In conclusion, the main contribution and new insights of this presented study could be summarized as follows: (1) our findings could provide supportive evidence for future HRV measurement during home monitoring because all the considered variables were controlled properly, e.g., ECG signals of different life states for each subject were recorded within the same day, only healthy young subjects were involved and their ECG recording time periods and environments were almost the same, age and gender were controlled, et al.; (2) instead of recording length, this study focus more on the influence of ECG recording time to HRV, and found the lowest heart rate complexity in the morning and highest complexity at noon, emphasizing the special role of morning in a day; (3) more detailed body postures (i.e., lying-left, lying-right, lying-back) were studied in addition to HRV comparison between sitting and lying; (4) more importantly, various of entropy and multi-scale entropy based measures were analyzed in this study, compared with traditional linear HRV metrics and nonlinear DFA indices, entropy and multi-scale entropy based measures were more sensitive to HRV variations, especially caused by ECG recording time, at recording length of 30–60 min, demonstrating that entropy based measures should be more helpful to detect the sub-healthy status or early-stage diseases that may result in minor variations from healthy HRV, especially during early morning.
5. Study Limitations and Future Directions
The presented study is a pilot study with 56 subjects, and thus the results cannot serve as the HRV norms.
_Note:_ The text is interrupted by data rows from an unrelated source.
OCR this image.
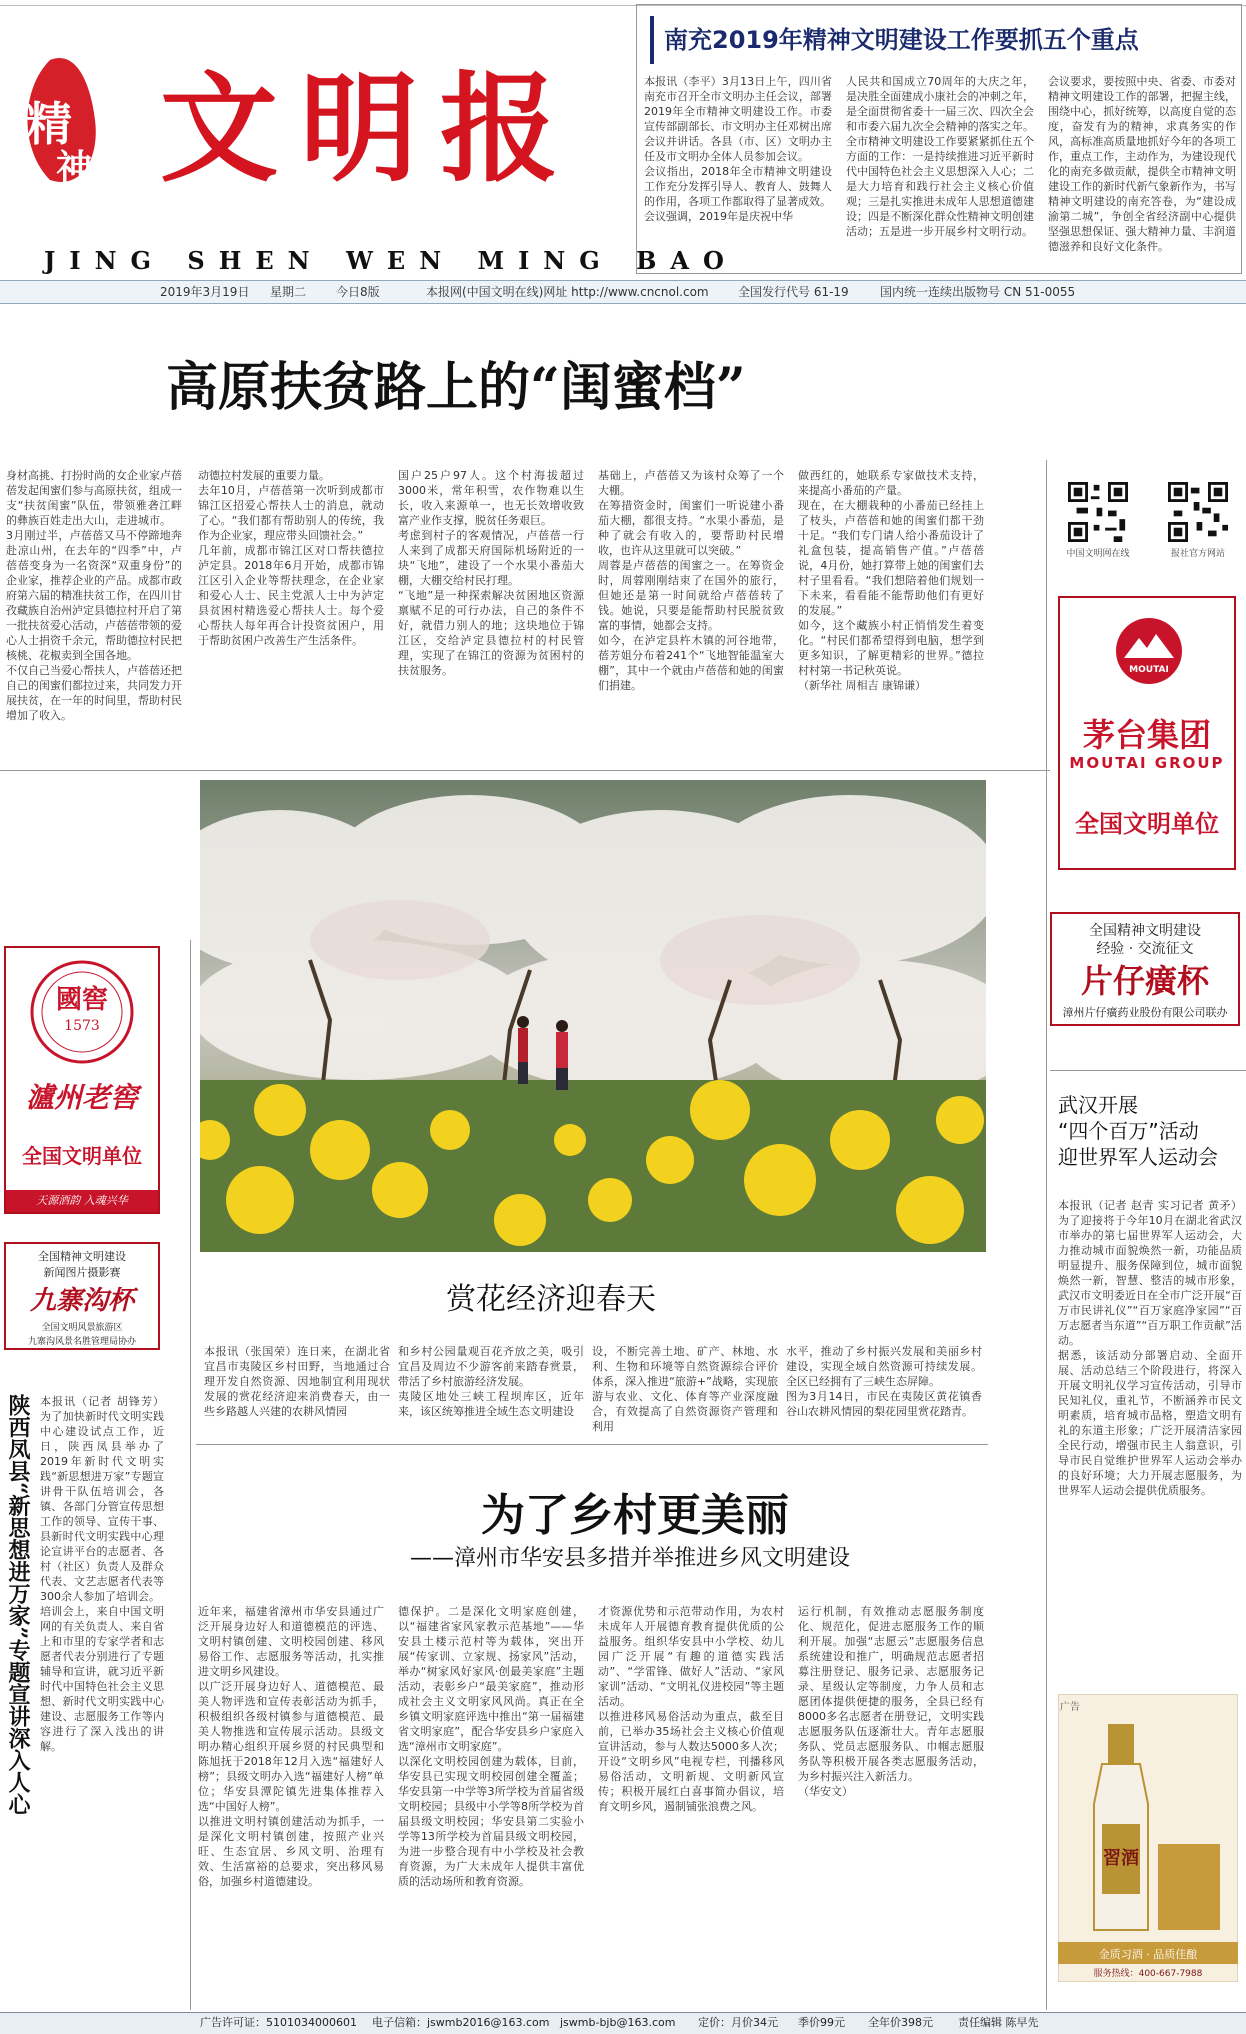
精
神 文明报
JING SHEN WEN MING BAO
2019年3月19日 星期二 今日8版	本报网(中国文明在线)网址 http://www.cncnol.com 全国发行代号 61-19	国内统一连续出版物号 CN 51-0055
南充2019年精神文明建设工作要抓五个重点
本报讯（李平）3月13日上午，四川省南充市召开全市文明办主任会议，部署2019年全市精神文明建设工作。市委宣传部副部长、市文明办主任邓树出席会议并讲话。各县（市、区）文明办主任及市文明办全体人员参加会议。
会议指出，2018年全市精神文明建设工作充分发挥引导人、教育人、鼓舞人的作用，各项工作都取得了显著成效。
会议强调，2019年是庆祝中华
人民共和国成立70周年的大庆之年，是决胜全面建成小康社会的冲刺之年，是全面贯彻省委十一届三次、四次全会和市委六届九次全会精神的落实之年。全市精神文明建设工作要紧紧抓住五个方面的工作：一是持续推进习近平新时代中国特色社会主义思想深入人心；二是大力培育和践行社会主义核心价值观；三是扎实推进未成年人思想道德建设；四是不断深化群众性精神文明创建活动；五是进一步开展乡村文明行动。
会议要求，要按照中央、省委、市委对精神文明建设工作的部署，把握主线，围绕中心，抓好统筹，以高度自觉的态度，奋发有为的精神，求真务实的作风，高标准高质量地抓好今年的各项工作，重点工作，主动作为，为建设现代化的南充多做贡献，提供全市精神文明建设工作的新时代新气象新作为，书写精神文明建设的南充答卷，为“建设成渝第二城”，争创全省经济副中心提供坚强思想保证、强大精神力量、丰润道德滋养和良好文化条件。
高原扶贫路上的“闺蜜档”
身材高挑、打扮时尚的女企业家卢蓓蓓发起闺蜜们参与高原扶贫，组成一支“扶贫闺蜜”队伍，带领雅砻江畔的彝族百姓走出大山，走进城市。
3月刚过半，卢蓓蓓又马不停蹄地奔赴凉山州，在去年的“四季”中，卢蓓蓓变身为一名资深“双重身份”的企业家，推荐企业的产品。成都市政府第六届的精准扶贫工作，在四川甘孜藏族自治州泸定县德拉村开启了第一批扶贫爱心活动，卢蓓蓓带领的爱心人士捐资千余元，帮助德拉村民把核桃、花椒卖到全国各地。
不仅自己当爱心帮扶人，卢蓓蓓还把自己的闺蜜们都拉过来，共同发力开展扶贫，在一年的时间里，帮助村民增加了收入。
动德拉村发展的重要力量。
去年10月，卢蓓蓓第一次听到成都市锦江区招爱心帮扶人士的消息，就动了心。“我们都有帮助别人的传统，我作为企业家，理应带头回馈社会。”
几年前，成都市锦江区对口帮扶德拉泸定县。2018年6月开始，成都市锦江区引入企业等帮扶理念，在企业家和爱心人士、民主党派人士中为泸定县贫困村精选爱心帮扶人士。每个爱心帮扶人每年再合计投资贫困户，用于帮助贫困户改善生产生活条件。
国户25户97人。这个村海拔超过3000米，常年积雪，农作物难以生长，收入来源单一，也无长效增收致富产业作支撑，脱贫任务艰巨。
考虑到村子的客观情况，卢蓓蓓一行人来到了成都天府国际机场附近的一块“飞地”，建设了一个水果小番茄大棚，大棚交给村民打理。
“飞地”是一种探索解决贫困地区资源禀赋不足的可行办法，自己的条件不好，就借力别人的地；这块地位于锦江区，交给泸定县德拉村的村民管理，实现了在锦江的资源为贫困村的扶贫服务。
基础上，卢蓓蓓又为该村众筹了一个大棚。
在筹措资金时，闺蜜们一听说建小番茄大棚，都很支持。“水果小番茄，是种了就会有收入的，要帮助村民增收，也许从这里就可以突破。”
周蓉是卢蓓蓓的闺蜜之一。在筹资金时，周蓉刚刚结束了在国外的旅行，但她还是第一时间就给卢蓓蓓转了钱。她说，只要是能帮助村民脱贫致富的事情，她都会支持。
如今，在泸定县杵木镇的河谷地带，蓓芳姐分布着241个“飞地智能温室大棚”，其中一个就由卢蓓蓓和她的闺蜜们捐建。
做西红的，她联系专家做技术支持，来提高小番茄的产量。
现在，在大棚栽种的小番茄已经挂上了枝头，卢蓓蓓和她的闺蜜们都干劲十足。“我们专门请人给小番茄设计了礼盒包装，提高销售产值。”卢蓓蓓说，4月份，她打算带上她的闺蜜们去村子里看看。“我们想陪着他们规划一下未来，看看能不能帮助他们有更好的发展。”
如今，这个藏族小村正悄悄发生着变化。“村民们都希望得到电脑，想学到更多知识，了解更精彩的世界。”德拉村村第一书记秋英说。
（新华社 周相吉 康锦谦）
中国文明网在线	报社官方网站
MOUTAI
茅台集团
MOUTAI GROUP
全国文明单位
全国精神文明建设
经验 · 交流征文
片仔癀杯
漳州片仔癀药业股份有限公司联办
國窖
1573
瀘州老窖
全国文明单位
天源酒韵 入魂兴华
全国精神文明建设
新闻图片摄影赛
九寨沟杯
全国文明风景旅游区
九寨沟风景名胜管理局协办
赏花经济迎春天
本报讯（张国荣）连日来，在湖北省宜昌市夷陵区乡村田野，当地通过合理开发自然资源、因地制宜利用现状发展的赏花经济迎来消费春天，由一些乡路越人兴建的农耕风情园
和乡村公园量观百花齐放之美，吸引宜昌及周边不少游客前来踏春赏景，带活了乡村旅游经济发展。
夷陵区地处三峡工程坝库区，近年来，该区统筹推进全域生态文明建设
设，不断完善土地、矿产、林地、水利、生物和环境等自然资源综合评价体系，深入推进“旅游+”战略，实现旅游与农业、文化、体育等产业深度融合，有效提高了自然资源资产管理和利用
水平，推动了乡村振兴发展和美丽乡村建设，实现全域自然资源可持续发展。全区已经拥有了三峡生态屏障。
图为3月14日，市民在夷陵区黄花镇香谷山农耕风情园的梨花园里赏花踏青。
武汉开展
“四个百万”活动
迎世界军人运动会
本报讯（记者 赵青 实习记者 黄矛）为了迎接将于今年10月在湖北省武汉市举办的第七届世界军人运动会，大力推动城市面貌焕然一新，功能品质明显提升、服务保障到位，城市面貌焕然一新，智慧、整洁的城市形象，武汉市文明委近日在全市广泛开展“百万市民讲礼仪”“百万家庭净家园”“百万志愿者当东道”“百万职工作贡献”活动。
据悉，该活动分部署启动、全面开展、活动总结三个阶段进行，将深入开展文明礼仪学习宣传活动，引导市民知礼仪，重礼节，不断涵养市民文明素质，培育城市品格，塑造文明有礼的东道主形象；广泛开展清洁家园全民行动，增强市民主人翁意识，引导市民自觉维护世界军人运动会举办的良好环境；大力开展志愿服务，为世界军人运动会提供优质服务。
習酒
金质习酒 · 品质佳酿
服务热线：400-667-7988
广告
为了乡村更美丽
——漳州市华安县多措并举推进乡风文明建设
近年来，福建省漳州市华安县通过广泛开展身边好人和道德模范的评选、文明村镇创建、文明校园创建、移风易俗工作、志愿服务等活动，扎实推进文明乡风建设。
以广泛开展身边好人、道德模范、最美人物评选和宣传表彰活动为抓手，积极组织各级村镇参与道德模范、最美人物推选和宣传展示活动。县级文明办精心组织开展乡贤的村民典型和陈旭抚于2018年12月入选“福建好人榜”；县级文明办入选“福建好人榜”单位；华安县潭陀镇先进集体推荐入选“中国好人榜”。
以推进文明村镇创建活动为抓手，一是深化文明村镇创建，按照产业兴旺、生态宜居、乡风文明、治理有效、生活富裕的总要求，突出移风易俗，加强乡村道德建设。
德保护。二是深化文明家庭创建，以“福建省家风家教示范基地”——华安县土楼示范村等为载体，突出开展“传家训、立家规、扬家风”活动，举办“树家风好家风·创最美家庭”主题活动，表彰乡户“最美家庭”，推动形成社会主义文明家风风尚。真正在全乡镇文明家庭评选中推出“第一届福建省文明家庭”，配合华安县乡户家庭入选“漳州市文明家庭”。
以深化文明校园创建为载体，目前，华安县已实现文明校园创建全覆盖；华安县第一中学等3所学校为首届省级文明校园；县级中小学等8所学校为首届县级文明校园；华安县第二实验小学等13所学校为首届县级文明校园，为进一步整合现有中小学校及社会教育资源，为广大未成年人提供丰富优质的活动场所和教育资源。
才资源优势和示范带动作用，为农村未成年人开展德育教育提供优质的公益服务。组织华安县中小学校、幼儿园广泛开展“有趣的道德实践活动”、“学雷锋、做好人”活动、“家风家训”活动、“文明礼仪进校园”等主题活动。
以推进移风易俗活动为重点，截至目前，已举办35场社会主义核心价值观宣讲活动，参与人数达5000多人次；开设“文明乡风”电视专栏，刊播移风易俗活动，文明新规、文明新风宣传；积极开展红白喜事简办倡议，培育文明乡风，遏制铺张浪费之风。
运行机制，有效推动志愿服务制度化、规范化，促进志愿服务工作的顺利开展。加强“志愿云”志愿服务信息系统建设和推广，明确规范志愿者招募注册登记、服务记录、志愿服务记录、星级认定等制度，力争人员和志愿团体提供便捷的服务，全县已经有8000多名志愿者在册登记，文明实践志愿服务队伍逐渐壮大。青年志愿服务队、党员志愿服务队、巾帼志愿服务队等积极开展各类志愿服务活动，为乡村振兴注入新活力。
（华安文）
陕西凤县“新思想进万家”专题宣讲深入人心 本报讯（记者 胡锋芳）为了加快新时代文明实践中心建设试点工作，近日，陕西凤县举办了2019年新时代文明实践“新思想进万家”专题宣讲骨干队伍培训会，各镇、各部门分管宣传思想工作的领导、宣传干事、县新时代文明实践中心理论宣讲平台的志愿者、各村（社区）负责人及群众代表、文艺志愿者代表等300余人参加了培训会。
培训会上，来自中国文明网的有关负责人、来自省上和市里的专家学者和志愿者代表分别进行了专题辅导和宣讲，就习近平新时代中国特色社会主义思想、新时代文明实践中心建设、志愿服务工作等内容进行了深入浅出的讲解。
广告许可证：5101034000601 电子信箱：jswmb2016@163.com jswmb-bjb@163.com 定价：月价34元 季价99元 全年价398元 责任编辑 陈早先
All participants were healthy young college students who do not represent the whole spectrum of healthy young people. Although we chose to collect data during weekend to reduce the influences of specific course learning during weekday, there are still diversities between college students and other young people.
To evaluate the influence of body postures, subjects were asked to read books (topic of general science) instead of resting (doing nothing). The protocol for recording ECG signals during different body postures lasted for 2.5 h. It is challenging to have the participants to maintain stable resting state for such a long period, thus reading book was used as an alternative protocol.
Gender-related differences were found for some HRV metrics under specific conditions in this study, and were not found for other metrics. Due to small sample size (with equal number for males and females), we didn’t evaluate group differences by gender in
Table 3,
Table 4,
Table 5 and
Table 6.
The ECG signals recorded in the period of 01:00–02:00 were picked up to represent sleeping state. According to sleep staging report, during this period, most subjects were in deep sleep, some subjects were in light sleep, and nobody was awake. The effects of different sleep stages on HRV should be further investigated in future studies, for example, we are analyzing HRV changes in different sleep stages in another ongoing study on 3–14 years children.
Due to limit of data acquisition time and financial support, other important factors have not been covered in this study, such as age, temperature and season, recording time length, mental stress, emotion, sampling rate, and so on. Further studies are needed to explore those interesting factors.